Full signal table: [`references/benchmark-execution.md#common-error-cases-and-signals`](references/benchmark-execution.md#common-error-cases-and-signals).

## Gotchas

- **Run from repo root**: paths and imports in `scripts/eval/evaluate_rag.py` assume this; a wrong directory silently breaks imports.
- **`--ingestor_server_url`**: pass `http://host:port` without `/v1`—the code appends `/v1/` automatically. Including `/v1` causes 404s on ingestor calls.
- **Vector DB / embedding settings**: not set by this CLI; configure via the deployed ingestor and RAG server env vars (e.g. `APP_VECTORSTORE_URL`, embedding model).
- **`--model` / `--llm_endpoint`**: forwarded verbatim only when explicitly set; omit to keep the server's configured LLM.
- **Stale collections**: a previous run's ingested data persists unless you use `--force_ingestion`. Use `--collection` with a unique name when comparing quality across isolated runs.
- **Empty context metrics**: if all `generated_contexts` are empty, RAGAS scores only `nv_accuracy` and leaves the other two metrics blank—this is not a silent success.

## Source of truth

| Piece | Location |
|-------|----------|
| Driver | `scripts/eval/evaluate_rag.py` (`CORPUS_DIRECTORY` = `corpus`, `EVAL_DATA` = `train.json`) |
| Human README (always in-repo) | `scripts/eval/README.md` |
| Full CLI (flags, defaults) | `scripts/eval/evaluate_rag.py --help`; [`references/evaluate-rag-cli.md`](references/evaluate-rag-cli.md) |
| Dataset / conversion | [`references/dataset-and-conversion.md`](references/dataset-and-conversion.md) |
| Runs, outputs, errors | [`references/benchmark-execution.md`](references/benchmark-execution.md) |
| Result analysis scripts | [`references/result-analysis.md`](references/result-analysis.md) |
| Latency / throughput | **rag-perf** skill, `docs/performance-benchmarking.md` |

## Agent playbook

1. **Run eval** — `uv sync --project scripts/eval` then `uv run --project scripts/eval python scripts/eval/evaluate_rag.py` with required `--dataset-paths`, `--host`, and `--port` (and env `NVIDIA_API_KEY`).

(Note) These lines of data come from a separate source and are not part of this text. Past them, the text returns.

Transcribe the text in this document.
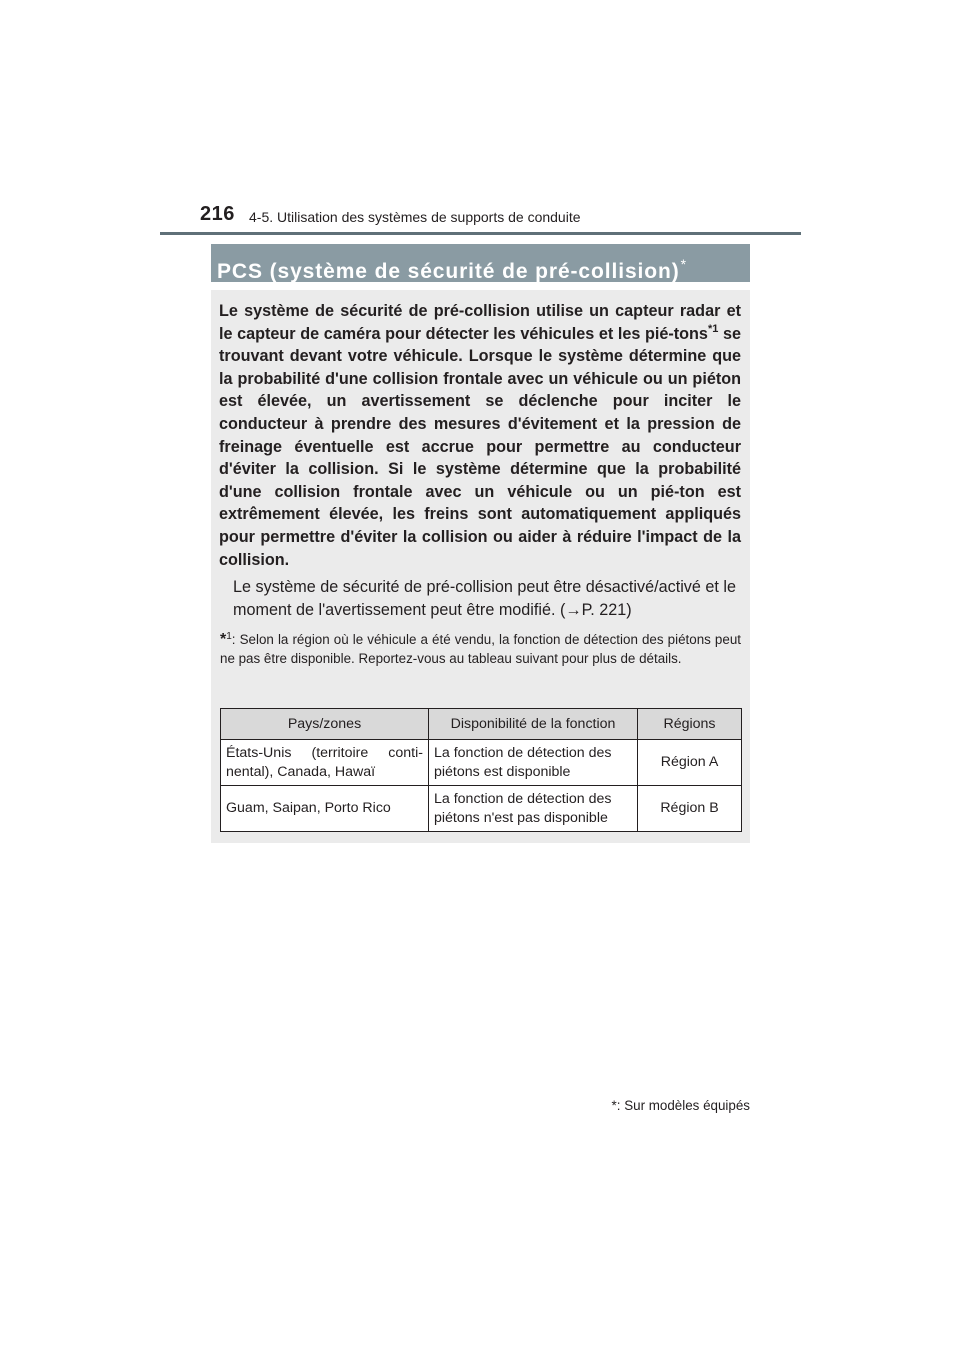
216 4-5. Utilisation des systèmes de supports de conduite
PCS (système de sécurité de pré-collision)*

Le système de sécurité de pré-collision utilise un capteur radar et le capteur de caméra pour détecter les véhicules et les pié-tons$^{*1}$ se trouvant devant votre véhicule. Lorsque le système détermine que la probabilité d'une collision frontale avec un véhicule ou un piéton est élevée, un avertissement se déclenche pour inciter le conducteur à prendre des mesures d'évitement et la pression de freinage éventuelle est accrue pour permettre au conducteur d'éviter la collision. Si le système détermine que la probabilité d'une collision frontale avec un véhicule ou un pié-ton est extrêmement élevée, les freins sont automatiquement appliqués pour permettre d'éviter la collision ou aider à réduire l'impact de la collision.

Le système de sécurité de pré-collision peut être désactivé/activé et le moment de l'avertissement peut être modifié. (→P. 221)

*$^1$: Selon la région où le véhicule a été vendu, la fonction de détection des piétons peut ne pas être disponible. Reportez-vous au tableau suivant pour plus de détails.

Pays/zones	Disponibilité de la fonction	Régions
États-Unis (territoire conti-nental), Canada, Hawaï	La fonction de détection des piétons est disponible	Région A
Guam, Saipan, Porto Rico	La fonction de détection des piétons n'est pas disponible	Région B
*: Sur modèles équipés
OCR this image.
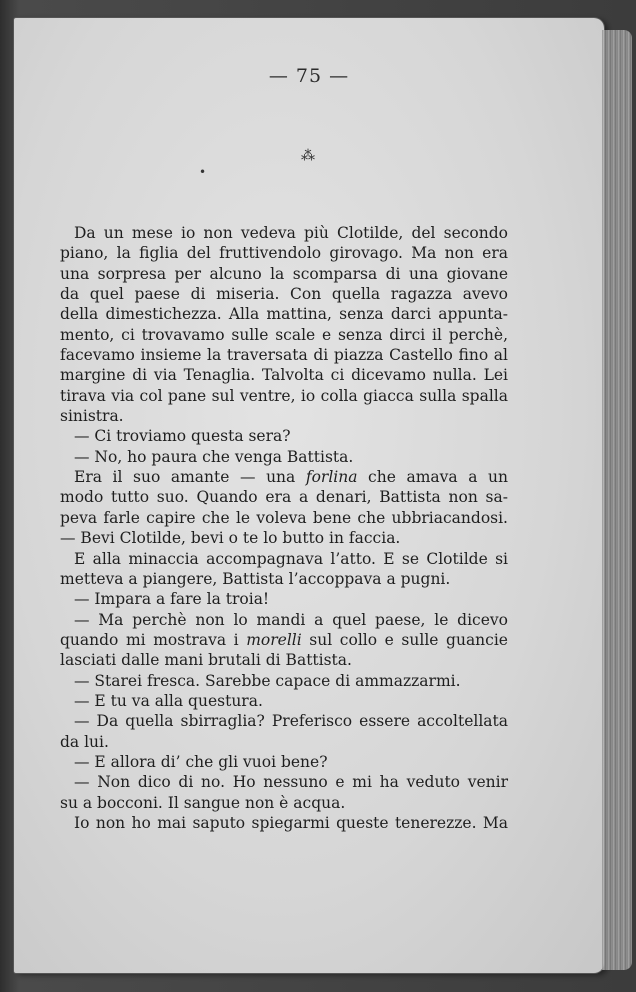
— 75 —
⁂
•
Da un mese io non vedeva più Clotilde, del secondo
piano, la figlia del fruttivendolo girovago. Ma non era
una sorpresa per alcuno la scomparsa di una giovane
da quel paese di miseria. Con quella ragazza avevo
della dimestichezza. Alla mattina, senza darci appunta-
mento, ci trovavamo sulle scale e senza dirci il perchè,
facevamo insieme la traversata di piazza Castello fino al
margine di via Tenaglia. Talvolta ci dicevamo nulla. Lei
tirava via col pane sul ventre, io colla giacca sulla spalla
sinistra.
— Ci troviamo questa sera?
— No, ho paura che venga Battista.
Era il suo amante — una forlina che amava a un
modo tutto suo. Quando era a denari, Battista non sa-
peva farle capire che le voleva bene che ubbriacandosi.
— Bevi Clotilde, bevi o te lo butto in faccia.
E alla minaccia accompagnava l’atto. E se Clotilde si
metteva a piangere, Battista l’accoppava a pugni.
— Impara a fare la troia!
— Ma perchè non lo mandi a quel paese, le dicevo
quando mi mostrava i morelli sul collo e sulle guancie
lasciati dalle mani brutali di Battista.
— Starei fresca. Sarebbe capace di ammazzarmi.
— E tu va alla questura.
— Da quella sbirraglia? Preferisco essere accoltellata
da lui.
— E allora di’ che gli vuoi bene?
— Non dico di no. Ho nessuno e mi ha veduto venir
su a bocconi. Il sangue non è acqua.
Io non ho mai saputo spiegarmi queste tenerezze. Ma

Argument `--ingestor_server_url` is optional (defaults to `http://localhost:8082`); pass it only when overriding the ingestor endpoint.
2. **Quality tuning** — See [`references/benchmark-execution.md`](references/benchmark-execution.md): `--top_k`/`--vdb_top_k`, reranker and query-rewriting toggles, `--temperature`, `--top-p`, `--max-tokens`.
3. **Data conversion** — Follow [`references/dataset-and-conversion.md`](references/dataset-and-conversion.md).
4. **Analyze results** — [`references/result-analysis.md`](references/result-analysis.md); quick scan: `python3 -m json.tool results/<dataset>/rag_<dataset>_evaluation_summary.json`.
5. **Error triage** — [`references/benchmark-execution.md#common-error-cases-and-signals`](references/benchmark-execution.md#common-error-cases-and-signals).